The book publishing industry is a parallel world in its own right. It has a history dating back to the times of Gutenberg, and you can smell the odor of the past at every corner. Over the last couple of years, we’ve accidentally walked into the book publishing business. Our books are printed by Kösel, a company that has been in business for more than 425 years.
Compared to that, the parallel worlds we explore in the new book are quite recent phenomena. Book publishing itself led to the formation of the modern age. The economies of scale introduced by Gutenberg’s movable type printing helped to unify language for the masses, beyond the reach of ancient Latin and Greek.
The mass societies of the 20th century needed mass communications as well as other scalable institutions. Today, we see the world of the modern age crumble into different parallel worlds. The unifying forces are fighting with differentiating and separating forces, and the outcome is uncertain.
Divide and rule
In this epic fight about the hegemony of late modernity, digital technology plays an ambiguous role. On the one hand, tech enables a global village, where new connections are feasible beyond every border or limitation. On the other hand, tech leads to a new round of differentiation, polarisation, and tribalism.
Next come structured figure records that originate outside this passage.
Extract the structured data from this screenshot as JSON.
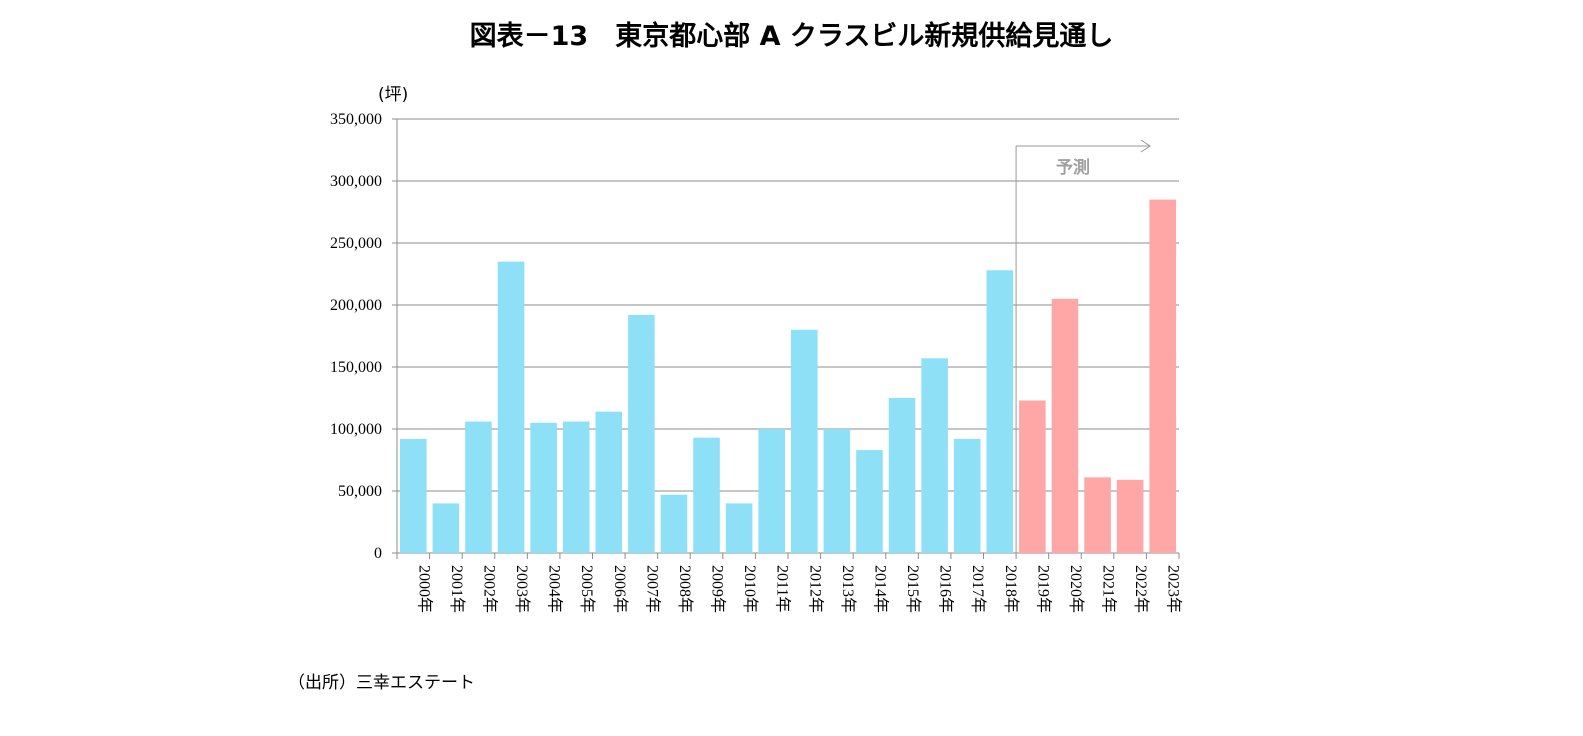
{
  "title": "図表－13　東京都心部 A クラスビル新規供給見通し",
  "source": "（出所）三幸エステート",
  "chart_data": {
    "type": "bar",
    "title": "図表－13　東京都心部 A クラスビル新規供給見通し",
    "unit_label": "(坪)",
    "ylim": [
      0,
      350000
    ],
    "yticks": [
      "0",
      "50,000",
      "100,000",
      "150,000",
      "200,000",
      "250,000",
      "300,000",
      "350,000"
    ],
    "grid": true,
    "categories": [
      "2000年",
      "2001年",
      "2002年",
      "2003年",
      "2004年",
      "2005年",
      "2006年",
      "2007年",
      "2008年",
      "2009年",
      "2010年",
      "2011年",
      "2012年",
      "2013年",
      "2014年",
      "2015年",
      "2016年",
      "2017年",
      "2018年",
      "2019年",
      "2020年",
      "2021年",
      "2022年",
      "2023年"
    ],
    "values": [
      92000,
      40000,
      106000,
      235000,
      105000,
      106000,
      114000,
      192000,
      47000,
      93000,
      40000,
      100000,
      180000,
      100000,
      83000,
      125000,
      157000,
      92000,
      228000,
      123000,
      205000,
      61000,
      59000,
      285000
    ],
    "forecast_label": "予測",
    "forecast_start": "2019年",
    "colors": {
      "actual": "#8EE0F6",
      "forecast": "#FFA6A6",
      "grid": "#8c8c8c"
    }
  }
}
Not only are nation states weakened, with the GAFA companies we also see new multinational powers arising. The big digital players dominate the digital world, which in turn also increasingly dominates the old analogue world and its traditional power structures. The maxim divide et impera (lat. divide and conquer, or divide and rule) comes to mind.
It’s easier to rule a multitude of parallel worlds, which lose touch with each other, than larger concentrations of power. Viewed this way, the call to break up the GAFA giants is the reverse of the medal. It is the attempt to restore either a balance of power or the supremacy of the old power structures.
I keep coming back to the plea to democratise digital, not to be confused with digitising democracy. Democracy is a power arrangement that allows for different parallel worlds to peacefully coexist and balance their interests. It is a compromise engine. Democracy leaves no room for a single dictatorship like Facebook’s governance structure does.
One of the key strengths of democracy is that is forces different people, cultures, groups, opinions and world views to meet on a democratic agora. This is the public sphere, and to thrive, it should be as free as possible. This freedom needs some rules, to save it from toppling into anarchy. Democracy also requires democratic institutions, with delegates and leaders elected for limited terms.
A Congress of Vienna for the 21st century
Just this week, Tim Berners-Lee released the Contract for the Web, an ambitious rulebook for internet governance. Since it tries to bring governments, companies and citizens to the same table, it could possibly serve as a Congress of Vienna for the 21st century. Of the digital powerhouses, Microsoft, Google and Facebook already support the initiative. The governments of Germany, France and Ghana are also on board.
The Contract for the Web works with nine principles, three for each group of stakeholders (governments, companies and citizens), from which it derives 76 clauses. It remains to be seen whether this agenda will be implemented or not. Commentators are sceptic:
The same governments and companies that have allowed the bad practices to proliferate now will behave differently, Twitter’s howling mobs will be shamed into silence and Facebook’s fake-news-targeting machine will grind to a halt. Not going to happen.
Three years after the election of Donald Trump as President of the United States, the fight for digital freedom and democracy still is in its infancy. Ironically, it is a sign of hope that Angela Merkel, who famously called the internet “Neuland”, i.e. “new land” or “uncharted territory” in 2013, now calls for a free internet as a global public good.
Publishing a book about Parallelwelten is itself an act of contribution to a larger debate that’s going on in the public sphere. A book is a physical item (and as e-book, a digital one as well) standing in the long tradition of publishing that helped to create the public sphere in the first place. This public sphere is now in danger.
And this makes the act of publishing itself a statement.